First up is the Republican Primary on March 6 featuring five county races and a whopping 19 candidates. Surely you have seen the signs dotting the landscape.
And if you are me you have already been accused of being “unfair.”
(Insert gigantic eye roll.)
Unfortunately this isn’t my first rodeo and after 15 years of covering local politics, I’ve seen and heard it all.
And every year there is someone who bemoans the process.
Luckily, most of the men and women running for office are smart and thoughtful, which makes up for the ones who, well, aren’t.
With the race for city council just around the corner in May I thought now is the time to offer a crash course in Election 101 for any would-be politicos.
Here we go.
1. If you are toying with a run for office, high on your list of things to do after making the final decision is to call the hometown newspaper (that’s us) and schedule a time to come in and get to know the editorial department.
Making yourself available to the press shows you are a serious candidate who wants to connect with voters. Making that happen is your responsibility. Don’t depend on me to know your intentions. I’m not telepathic and I’ve never been able to get my hands on a crystal ball, but I am trying.
2. Be nice.
Don’t stew over perceived wrongdoings, then make threats about how you plan to retaliate. That never gets a relationship off to a good start.
Assume you will be treated fairly and come in to our office with an open mind. We are pretty friendly once you get to know us.
3. If any of this offends you, reconsider your decision. Local politics is not for sissies. Facebook still exists and we all remember what happened last year.
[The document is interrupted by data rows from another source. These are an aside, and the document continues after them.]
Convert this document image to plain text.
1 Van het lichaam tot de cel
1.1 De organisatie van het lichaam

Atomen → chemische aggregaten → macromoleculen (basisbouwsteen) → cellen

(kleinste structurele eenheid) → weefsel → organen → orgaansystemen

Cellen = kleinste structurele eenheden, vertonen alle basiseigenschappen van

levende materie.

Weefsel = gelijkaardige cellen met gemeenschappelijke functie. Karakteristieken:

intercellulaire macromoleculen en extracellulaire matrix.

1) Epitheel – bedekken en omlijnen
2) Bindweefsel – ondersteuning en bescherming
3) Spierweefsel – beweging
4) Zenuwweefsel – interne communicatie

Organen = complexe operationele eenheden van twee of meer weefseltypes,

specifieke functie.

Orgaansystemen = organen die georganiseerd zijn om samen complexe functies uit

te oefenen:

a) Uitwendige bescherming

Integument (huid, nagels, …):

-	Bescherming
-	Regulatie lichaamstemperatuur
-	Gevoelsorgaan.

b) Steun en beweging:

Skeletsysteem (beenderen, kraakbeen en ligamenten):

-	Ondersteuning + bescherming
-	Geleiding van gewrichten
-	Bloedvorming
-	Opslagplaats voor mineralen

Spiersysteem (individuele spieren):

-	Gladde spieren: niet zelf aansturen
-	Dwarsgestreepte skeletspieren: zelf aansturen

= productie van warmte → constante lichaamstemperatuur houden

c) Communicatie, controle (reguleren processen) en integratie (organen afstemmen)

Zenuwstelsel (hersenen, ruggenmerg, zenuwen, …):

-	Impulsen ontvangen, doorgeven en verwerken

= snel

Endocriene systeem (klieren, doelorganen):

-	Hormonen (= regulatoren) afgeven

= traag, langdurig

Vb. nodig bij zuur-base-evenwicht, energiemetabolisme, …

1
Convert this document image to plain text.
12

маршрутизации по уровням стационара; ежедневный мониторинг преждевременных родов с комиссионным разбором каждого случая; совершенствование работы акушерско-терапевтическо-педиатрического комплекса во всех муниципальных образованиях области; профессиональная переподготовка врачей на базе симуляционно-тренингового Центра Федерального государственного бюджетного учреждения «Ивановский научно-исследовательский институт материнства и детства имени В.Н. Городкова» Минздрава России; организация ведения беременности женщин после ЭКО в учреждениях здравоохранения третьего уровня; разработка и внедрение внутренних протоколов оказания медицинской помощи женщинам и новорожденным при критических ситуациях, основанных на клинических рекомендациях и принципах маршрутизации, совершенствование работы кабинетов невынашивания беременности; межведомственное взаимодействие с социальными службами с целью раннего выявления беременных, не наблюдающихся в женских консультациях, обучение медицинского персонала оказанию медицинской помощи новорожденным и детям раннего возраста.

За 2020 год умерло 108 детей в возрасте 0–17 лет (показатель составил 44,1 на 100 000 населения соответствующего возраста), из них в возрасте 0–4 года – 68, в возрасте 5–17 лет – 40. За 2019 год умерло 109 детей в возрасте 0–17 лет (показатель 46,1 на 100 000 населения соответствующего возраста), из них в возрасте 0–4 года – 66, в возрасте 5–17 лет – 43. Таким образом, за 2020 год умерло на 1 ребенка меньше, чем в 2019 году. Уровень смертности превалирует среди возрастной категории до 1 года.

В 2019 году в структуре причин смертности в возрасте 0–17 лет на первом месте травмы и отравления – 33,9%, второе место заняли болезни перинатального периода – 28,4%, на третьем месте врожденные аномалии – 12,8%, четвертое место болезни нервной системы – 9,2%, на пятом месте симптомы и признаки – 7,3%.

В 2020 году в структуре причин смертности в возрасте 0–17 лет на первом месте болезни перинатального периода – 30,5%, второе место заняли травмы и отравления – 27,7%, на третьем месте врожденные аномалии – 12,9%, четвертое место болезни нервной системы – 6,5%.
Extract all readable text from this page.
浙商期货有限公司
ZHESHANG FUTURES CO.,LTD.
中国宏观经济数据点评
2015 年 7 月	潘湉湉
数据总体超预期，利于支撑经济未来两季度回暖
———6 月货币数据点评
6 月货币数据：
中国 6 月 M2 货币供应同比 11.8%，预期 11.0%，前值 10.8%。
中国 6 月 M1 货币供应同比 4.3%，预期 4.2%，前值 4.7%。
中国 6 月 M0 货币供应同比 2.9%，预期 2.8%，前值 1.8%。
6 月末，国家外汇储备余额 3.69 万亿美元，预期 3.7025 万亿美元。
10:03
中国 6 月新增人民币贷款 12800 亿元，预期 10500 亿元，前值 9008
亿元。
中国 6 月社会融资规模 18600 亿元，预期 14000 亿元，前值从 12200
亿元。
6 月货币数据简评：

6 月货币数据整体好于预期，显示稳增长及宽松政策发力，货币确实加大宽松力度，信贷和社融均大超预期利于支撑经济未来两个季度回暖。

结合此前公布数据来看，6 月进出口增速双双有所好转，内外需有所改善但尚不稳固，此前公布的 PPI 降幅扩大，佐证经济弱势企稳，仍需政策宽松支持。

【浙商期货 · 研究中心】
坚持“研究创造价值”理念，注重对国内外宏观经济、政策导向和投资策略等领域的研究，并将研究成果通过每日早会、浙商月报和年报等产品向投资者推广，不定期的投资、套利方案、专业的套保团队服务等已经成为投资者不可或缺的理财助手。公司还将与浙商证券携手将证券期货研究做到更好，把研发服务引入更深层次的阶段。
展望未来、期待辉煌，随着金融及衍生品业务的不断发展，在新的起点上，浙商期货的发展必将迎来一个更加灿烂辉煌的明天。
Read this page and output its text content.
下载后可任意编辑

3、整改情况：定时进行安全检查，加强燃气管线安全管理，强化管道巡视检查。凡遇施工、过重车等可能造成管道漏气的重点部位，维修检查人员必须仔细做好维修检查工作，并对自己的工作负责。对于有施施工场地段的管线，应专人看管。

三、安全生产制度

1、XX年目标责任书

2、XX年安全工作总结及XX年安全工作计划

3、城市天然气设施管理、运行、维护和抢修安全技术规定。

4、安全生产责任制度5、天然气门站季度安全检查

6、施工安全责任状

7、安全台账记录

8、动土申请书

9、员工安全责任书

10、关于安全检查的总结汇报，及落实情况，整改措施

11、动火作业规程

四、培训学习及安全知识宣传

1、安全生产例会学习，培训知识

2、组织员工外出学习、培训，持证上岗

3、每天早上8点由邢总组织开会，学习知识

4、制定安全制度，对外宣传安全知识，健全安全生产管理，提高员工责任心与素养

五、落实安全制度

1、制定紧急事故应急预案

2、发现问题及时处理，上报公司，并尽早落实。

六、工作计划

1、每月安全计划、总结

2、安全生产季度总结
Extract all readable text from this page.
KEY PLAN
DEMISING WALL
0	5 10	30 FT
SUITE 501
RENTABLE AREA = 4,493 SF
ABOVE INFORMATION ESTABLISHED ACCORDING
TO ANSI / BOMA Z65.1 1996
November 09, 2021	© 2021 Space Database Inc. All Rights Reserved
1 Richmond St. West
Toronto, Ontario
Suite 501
Meanwhile, the rest of you can go ahead and put down your pen. There will be plenty of time to submit your thoughts in the form of a letter to the editor when things get a little closer.
For now, I am going to take a breather until the political frenzy wraps its arthritic fingers around our necks and chokes the joy straight out of us.
The good news is I’m prepared. My antacids are in reach and the chardonnay is chilling.